I love twitter; it is extremely useful for connecting with other people, having access to information flow, making contact etc. There is also some intrinsic dishonesty about the way twitter presents its users via its followers count. We are all aware that showing a large number of followers tends to come along with a positive notion, at least at first glance. It is so easy and tempting to simply follow back your new followers, it is a foolproof way of ensuring that your follower’s numbers stay high. I follow you – you follow me seems to be the mantra. But what does this really mean?
Twitter users who actively engage almost always use some sort of third-part application. Followers are sorted into different groups, which is a great way of organising them. And of course, many followers are not being assigned at all to a group, so their tweets do not show up. They follow you, you follow them, they probably don’t read your tweets; you don’t read theirs. They add to your followers count, you add to theirs. It works – as your followers number keeps growing, more people start following you. I now call this the Loophole Cheat – artificially inflating your own and their follower’s numbers while still following the etiquette.

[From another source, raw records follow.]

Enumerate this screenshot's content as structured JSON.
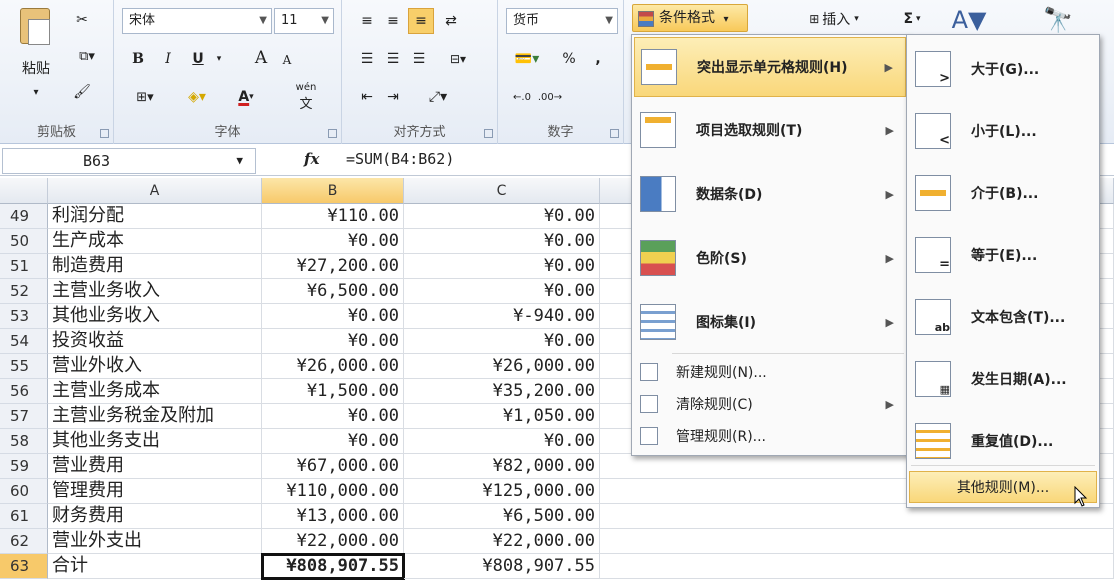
{
  "ribbon": {
    "clipboard": {
      "label": "剪贴板",
      "paste": "粘贴"
    },
    "font": {
      "label": "字体",
      "name": "宋体",
      "size": "11",
      "bold": "B",
      "italic": "I",
      "underline": "U",
      "grow": "A",
      "shrink": "A",
      "phonetic": "wén"
    },
    "alignment": {
      "label": "对齐方式"
    },
    "number": {
      "label": "数字",
      "format": "货币",
      "percent": "%",
      "comma": ","
    },
    "styles": {
      "conditional_format": "条件格式"
    },
    "cells": {
      "insert": "插入"
    },
    "editing": {
      "sum": "Σ"
    }
  },
  "formula_bar": {
    "name_box": "B63",
    "fx": "fx",
    "formula": "=SUM(B4:B62)"
  },
  "columns": [
    "A",
    "B",
    "C"
  ],
  "rows": [
    {
      "n": "49",
      "a": "利润分配",
      "b": "¥110.00",
      "c": "¥0.00"
    },
    {
      "n": "50",
      "a": "生产成本",
      "b": "¥0.00",
      "c": "¥0.00"
    },
    {
      "n": "51",
      "a": "制造费用",
      "b": "¥27,200.00",
      "c": "¥0.00"
    },
    {
      "n": "52",
      "a": "主营业务收入",
      "b": "¥6,500.00",
      "c": "¥0.00"
    },
    {
      "n": "53",
      "a": "其他业务收入",
      "b": "¥0.00",
      "c": "¥-940.00"
    },
    {
      "n": "54",
      "a": "投资收益",
      "b": "¥0.00",
      "c": "¥0.00"
    },
    {
      "n": "55",
      "a": "营业外收入",
      "b": "¥26,000.00",
      "c": "¥26,000.00"
    },
    {
      "n": "56",
      "a": "主营业务成本",
      "b": "¥1,500.00",
      "c": "¥35,200.00"
    },
    {
      "n": "57",
      "a": "主营业务税金及附加",
      "b": "¥0.00",
      "c": "¥1,050.00"
    },
    {
      "n": "58",
      "a": "其他业务支出",
      "b": "¥0.00",
      "c": "¥0.00"
    },
    {
      "n": "59",
      "a": "营业费用",
      "b": "¥67,000.00",
      "c": "¥82,000.00"
    },
    {
      "n": "60",
      "a": "管理费用",
      "b": "¥110,000.00",
      "c": "¥125,000.00"
    },
    {
      "n": "61",
      "a": "财务费用",
      "b": "¥13,000.00",
      "c": "¥6,500.00"
    },
    {
      "n": "62",
      "a": "营业外支出",
      "b": "¥22,000.00",
      "c": "¥22,000.00"
    },
    {
      "n": "63",
      "a": "合计",
      "b": "¥808,907.55",
      "c": "¥808,907.55"
    }
  ],
  "menu_main": {
    "items": [
      {
        "label": "突出显示单元格规则(H)"
      },
      {
        "label": "项目选取规则(T)"
      },
      {
        "label": "数据条(D)"
      },
      {
        "label": "色阶(S)"
      },
      {
        "label": "图标集(I)"
      }
    ],
    "small_items": [
      {
        "label": "新建规则(N)..."
      },
      {
        "label": "清除规则(C)"
      },
      {
        "label": "管理规则(R)..."
      }
    ]
  },
  "menu_sub": {
    "items": [
      {
        "label": "大于(G)..."
      },
      {
        "label": "小于(L)..."
      },
      {
        "label": "介于(B)..."
      },
      {
        "label": "等于(E)..."
      },
      {
        "label": "文本包含(T)..."
      },
      {
        "label": "发生日期(A)..."
      },
      {
        "label": "重复值(D)..."
      }
    ],
    "more": "其他规则(M)..."
  },
  "colors": {
    "highlight": "#f9d77a",
    "selected_col": "#f7c96a"
  }
}
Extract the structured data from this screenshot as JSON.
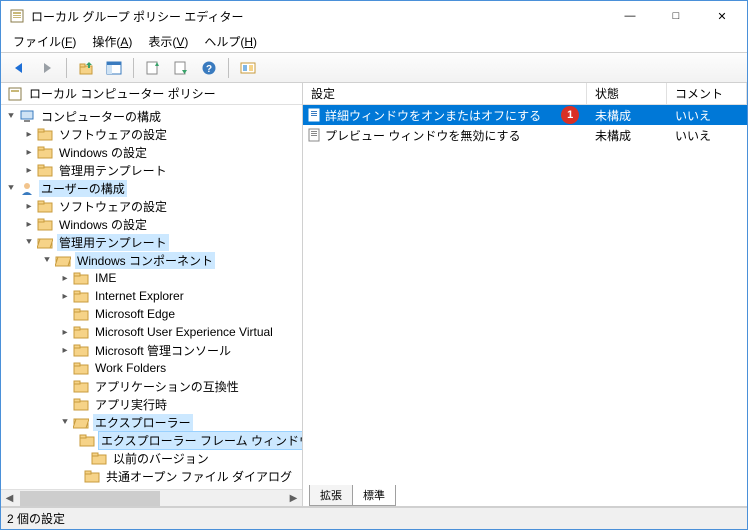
{
  "window": {
    "title": "ローカル グループ ポリシー エディター",
    "minimize": "—",
    "maximize": "□",
    "close": "✕"
  },
  "menu": {
    "file": "ファイル(F)",
    "action": "操作(A)",
    "view": "表示(V)",
    "help": "ヘルプ(H)"
  },
  "toolbar_icons": {
    "back": "back-arrow",
    "forward": "forward-arrow",
    "up": "up-folder",
    "props": "properties-pane",
    "refresh": "refresh",
    "export": "export-list",
    "help": "help",
    "filter": "filter-options"
  },
  "tree": {
    "root_label": "ローカル コンピューター ポリシー",
    "computer_config": "コンピューターの構成",
    "software_settings": "ソフトウェアの設定",
    "windows_settings": "Windows の設定",
    "admin_templates": "管理用テンプレート",
    "user_config": "ユーザーの構成",
    "windows_components": "Windows コンポーネント",
    "ime": "IME",
    "ie": "Internet Explorer",
    "edge": "Microsoft Edge",
    "muev": "Microsoft User Experience Virtual",
    "mgmt_console": "Microsoft 管理コンソール",
    "work_folders": "Work Folders",
    "app_compat": "アプリケーションの互換性",
    "app_runtime": "アプリ実行時",
    "explorer": "エクスプローラー",
    "explorer_frame": "エクスプローラー フレーム ウィンドウ",
    "previous_versions": "以前のバージョン",
    "common_open_dialog": "共通オープン ファイル ダイアログ"
  },
  "list": {
    "headers": {
      "setting": "設定",
      "state": "状態",
      "comment": "コメント"
    },
    "rows": [
      {
        "label": "詳細ウィンドウをオンまたはオフにする",
        "state": "未構成",
        "comment": "いいえ",
        "selected": true,
        "badge": "1"
      },
      {
        "label": "プレビュー ウィンドウを無効にする",
        "state": "未構成",
        "comment": "いいえ",
        "selected": false
      }
    ]
  },
  "tabs": {
    "extended": "拡張",
    "standard": "標準"
  },
  "status": "2 個の設定"
}
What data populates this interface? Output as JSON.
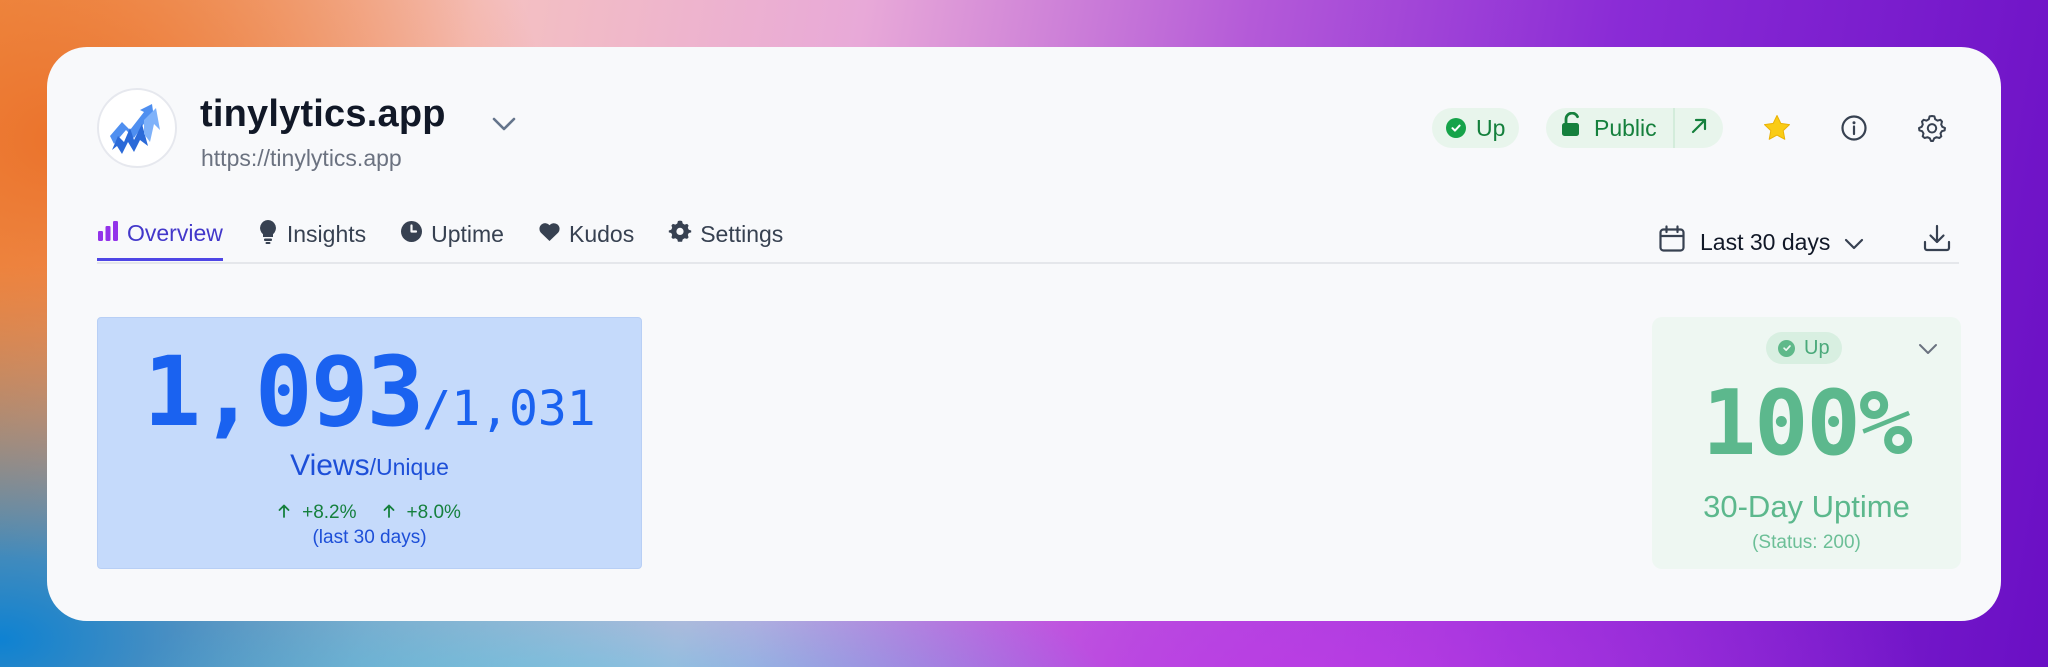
{
  "site": {
    "name": "tinylytics.app",
    "url": "https://tinylytics.app"
  },
  "header": {
    "status_label": "Up",
    "visibility_label": "Public"
  },
  "tabs": [
    {
      "label": "Overview",
      "icon": "bar-chart-icon",
      "active": true
    },
    {
      "label": "Insights",
      "icon": "lightbulb-icon",
      "active": false
    },
    {
      "label": "Uptime",
      "icon": "clock-icon",
      "active": false
    },
    {
      "label": "Kudos",
      "icon": "heart-icon",
      "active": false
    },
    {
      "label": "Settings",
      "icon": "gear-icon",
      "active": false
    }
  ],
  "date_range": {
    "label": "Last 30 days"
  },
  "views": {
    "total": "1,093",
    "unique": "1,031",
    "separator": "/",
    "label_main": "Views",
    "label_sub": "/Unique",
    "total_change": "+8.2%",
    "unique_change": "+8.0%",
    "period": "(last 30 days)"
  },
  "uptime": {
    "status_label": "Up",
    "value": "100%",
    "label": "30-Day Uptime",
    "status_code": "(Status: 200)"
  },
  "colors": {
    "accent": "#4f46e5",
    "success": "#16a34a",
    "views_blue": "#1a62f0",
    "uptime_green": "#5cb88d",
    "star": "#facc15"
  }
}
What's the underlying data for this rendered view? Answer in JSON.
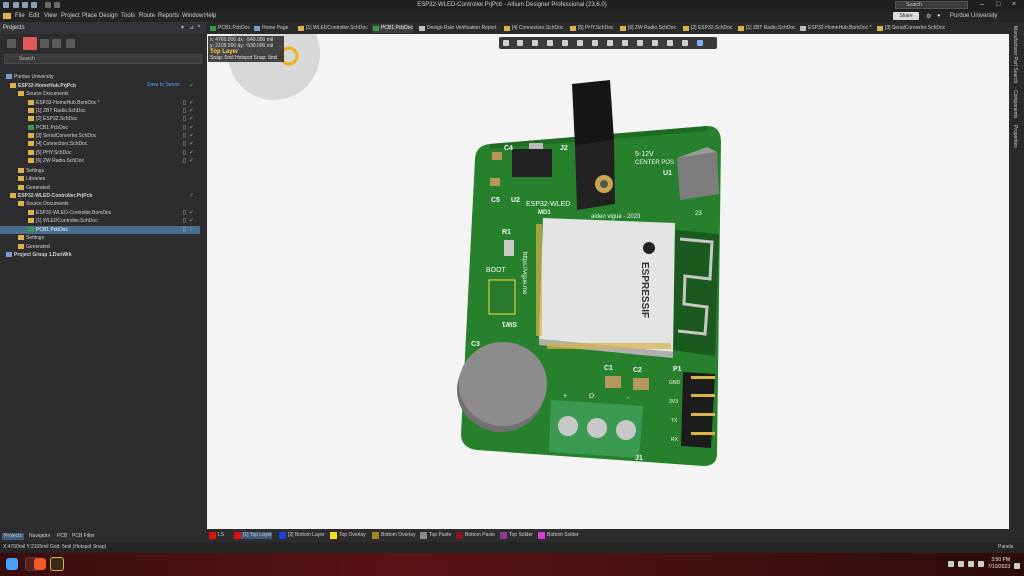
{
  "window": {
    "title": "ESP32-WLED-Controller.PrjPcb - Altium Designer Professional (23.6.0)"
  },
  "menubar": {
    "items": [
      "File",
      "Edit",
      "View",
      "Project",
      "Place",
      "Design",
      "Tools",
      "Route",
      "Reports",
      "Window",
      "Help"
    ],
    "search_placeholder": "Search",
    "share_label": "Share",
    "user": "Purdue University"
  },
  "projects_panel": {
    "title": "Projects",
    "search_placeholder": "Search",
    "save_to_server": "Save to Server",
    "tree": [
      {
        "label": "Purdue University",
        "level": 0,
        "bold": false
      },
      {
        "label": "ESP32-HomeHub.PrjPcb",
        "level": 1,
        "bold": true
      },
      {
        "label": "Source Documents",
        "level": 2,
        "bold": false
      },
      {
        "label": "ESP32-HomeHub.BomDoc *",
        "level": 3,
        "bold": false
      },
      {
        "label": "[1] ZBT Radio.SchDoc",
        "level": 3,
        "bold": false
      },
      {
        "label": "[2] ESP32.SchDoc",
        "level": 3,
        "bold": false
      },
      {
        "label": "PCB1.PcbDoc",
        "level": 3,
        "bold": false
      },
      {
        "label": "[3] SerialConverter.SchDoc",
        "level": 3,
        "bold": false
      },
      {
        "label": "[4] Connectors.SchDoc",
        "level": 3,
        "bold": false
      },
      {
        "label": "[5] PHY.SchDoc",
        "level": 3,
        "bold": false
      },
      {
        "label": "[6] ZW Radio.SchDoc",
        "level": 3,
        "bold": false
      },
      {
        "label": "Settings",
        "level": 2,
        "bold": false
      },
      {
        "label": "Libraries",
        "level": 2,
        "bold": false
      },
      {
        "label": "Generated",
        "level": 2,
        "bold": false
      },
      {
        "label": "ESP32-WLED-Controller.PrjPcb",
        "level": 1,
        "bold": true
      },
      {
        "label": "Source Documents",
        "level": 2,
        "bold": false
      },
      {
        "label": "ESP32-WLED-Controller.BomDoc",
        "level": 3,
        "bold": false
      },
      {
        "label": "[1] WLEDController.SchDoc",
        "level": 3,
        "bold": false
      },
      {
        "label": "PCB1.PcbDoc",
        "level": 3,
        "bold": false,
        "selected": true
      },
      {
        "label": "Settings",
        "level": 2,
        "bold": false
      },
      {
        "label": "Generated",
        "level": 2,
        "bold": false
      },
      {
        "label": "Project Group 1.DsnWrk",
        "level": 0,
        "bold": true
      }
    ],
    "bottom_tabs": [
      "Projects",
      "Navigator",
      "PCB",
      "PCB Filter"
    ]
  },
  "doc_tabs": [
    "PCB1.PcbDoc",
    "Home Page",
    "[1] WLEDController.SchDoc",
    "PCB1.PcbDoc",
    "Design Rule Verification Report",
    "[4] Connectors.SchDoc",
    "[5] PHY.SchDoc",
    "[6] ZW Radio.SchDoc",
    "[2] ESP32.SchDoc",
    "[1] ZBT Radio.SchDoc",
    "ESP32-HomeHub.BomDoc *",
    "[3] SerialConverter.SchDoc"
  ],
  "hud": {
    "x_line": "x: 4760.000   dx: -540.000 mil",
    "y_line": "y: 2105.000   dy: -530.000 mil",
    "layer": "Top Layer",
    "snap": "Snap: 5mil Hotspot Snap: 8mil"
  },
  "right_panels": [
    "Manufacturer Part Search",
    "Components",
    "Properties"
  ],
  "pcb_labels": {
    "j2": "J2",
    "c4": "C4",
    "c5": "C5",
    "u2": "U2",
    "u1": "U1",
    "md1": "MD1",
    "board_name": "ESP32-WLED",
    "author": "aiden vigue - 2023",
    "power": "5-12V",
    "center": "CENTER POS",
    "r1": "R1",
    "boot": "BOOT",
    "url": "https://vigue.me",
    "sw": "SW1",
    "brand": "ESPRESSIF",
    "c1": "C1",
    "c2": "C2",
    "p1": "P1",
    "j1": "J1",
    "d": "D",
    "plus": "+",
    "minus": "-",
    "pins": [
      "GND",
      "3V3",
      "TX",
      "RX"
    ],
    "c3": "C3",
    "twenty_three": "23"
  },
  "layers": [
    {
      "label": "LS",
      "color": "#e01010"
    },
    {
      "label": "[1] Top Layer",
      "color": "#e01010",
      "active": true
    },
    {
      "label": "[2] Bottom Layer",
      "color": "#1c3ee0"
    },
    {
      "label": "Top Overlay",
      "color": "#f2e21a"
    },
    {
      "label": "Bottom Overlay",
      "color": "#9a8a20"
    },
    {
      "label": "Top Paste",
      "color": "#8a8a8a"
    },
    {
      "label": "Bottom Paste",
      "color": "#8a1a1a"
    },
    {
      "label": "Top Solder",
      "color": "#8a3a8a"
    },
    {
      "label": "Bottom Solder",
      "color": "#d040d0"
    }
  ],
  "status": {
    "text": "X:4760mil Y:2105mil   Grid: 5mil     (Hotspot Snap)",
    "panels_label": "Panels"
  },
  "taskbar": {
    "time": "3:50 PM",
    "date": "7/10/2023"
  }
}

Although I have always blocked spammers and sex sites in the past, I have cheated many times over the last months. To be exact, I have cheated 139 times. Can you believe that? I have followed back 139 people I was not really interested in. 139 out of 490 – or nearly 30% of the total! Last Friday, I put an end to it – I unfollowed everyone I should not have followed in the first place. My follower’s count was just shy of 500, 494 to be exact. I felt the effect immediately – my follower’s count started dropping quickly. My actions were even twittered by a service called followermonitor; apparently they think it makes a great tweet to publish openly who unfollows one of their users. It is sad – this service has more than 32000 followers.
In order to figure out whom I did not wish to follow any longer, I put in a day of work: I opened up the profile of every single person/company I was following and checked out their tweets. You know what the great thing was? I actually found a handful of very interesting people that never made it into one of my groups. I had followed them, but in the end I was ignoring them. I would have never found about it without going through this exercise.
I am in the wine business – so are approximately 80% of my followers, who I not only follow, but whose tweets I read. This is what is all about – I do not need high follower numbers, I do need to engage with people that matter. I am glad I no longer use the Loophole Cheat. It feels good to put out tweets to followers who follow you for a reason other than the expectation that you follow back.